Vera et Nadejda, les filles de Nicolaï, ne s'entendent pas, mais devront faire cause commune contre l'envahisseur.

Critique:
J'ai un sentiment mitigé quant à ce livre. Marina Lewycka expose bien les techniques de harcèlement d'une personne sans scrupules. Pourtant, j'ai trouvé cela très convenu. Valentina est une peste intéressée, même pas intéressante. On me dira que des saletés dans son genre existent. C'est vrai, mais j'ai été gênée par son manichéisme.
En outre, tout le monde râle contre la suprématie de Valentina, qui n'hésite pas à se montrer violente et irascible lorsque tout ne va pas comme elle veut. Même lorsque la loi est pour les Maïevski, personne ne se montre assez énergique pour expulser l'intruse de la maison. Même Vera qui parle beaucoup, a l'air de savoir ce qu'il faut faire, et comment le faire, se dégonfle lorsqu'elle est face à la sorcière.
Tout cela m'a agacée.

Il est intéressant de voir la façon dont Dadejda s'implique dans cette histoire. Elle n'aime pas Valentina, mais parfois, tente de voir les bons côtés de la jeune femme, ou, du moins, ne la condamne pas sans avoir la certitude de ses turpitudes.
D'autre part, Nicolaï est un personnage creusé. Esseulé, il veut croire qu'une explosive jeune femme pourrait l'aimer pour lui-même. Ça le rend versatile. Au long du livre, on découvre qu'il peut aussi être impulsif. Il m'a tour à tour agacée et attendrie.
Par petites touches, l'auteur nous apprend le passé de Nicolaï, et on plonge dans la guerre et la précarité qu'elle engendre pour les citoyens moyens.
Outre cela, le lecteur découvre également l'histoire de la famille. Nadejda se rend compte, grâce à cette triste histoire, que sa soeur et elle n'ont pas vécu les mêmes choses, n'ont pas connu les mêmes paramètres, et que Vera a peut-être des raisons d'être si dure.

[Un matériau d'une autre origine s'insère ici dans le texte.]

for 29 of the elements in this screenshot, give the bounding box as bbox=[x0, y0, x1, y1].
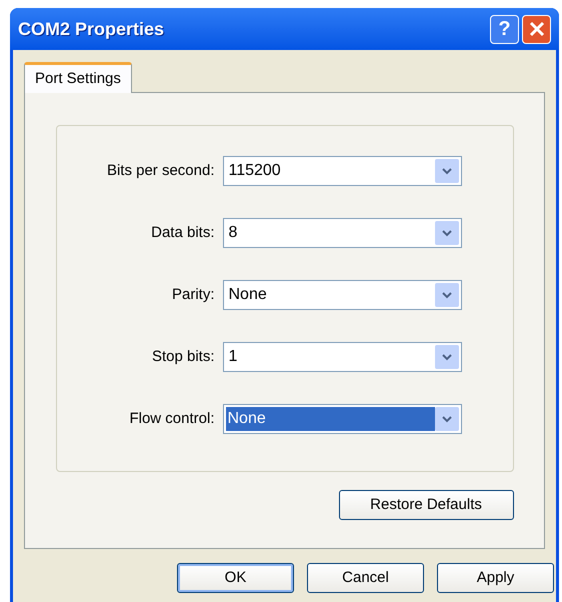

Je n'ai pas vraiment réussi à m'attacher aux personnages principaux. Pourtant, l'auteur nous en brosse un portrait assez complet et complexe. Il n'y a que Valentina qui soit caricaturale. Malgré cela, les personnages ne m'ont pas assez interpellée pour que je sois vraiment avec eux. Je voulais qu'ils triomphent, mais j'étais également assez distante.

Remarque annexe:
Marina Lewycka a fait un clin d'oeil sympathique à son lecteur. En effet, on retrouve Nicolaï dans «Deux caravanes». Il apparaît peu, mais on le reconnaît bien! Je suis contente de m'être souvenue de ce personnage, et d'avoir pu vérifier que c'était bien lui.

Éditeur: les Deux Terres.
La version audio que j'ai entendue a été enregistrée par Marie-Rose Delaloye pour l'Étoile Sonore.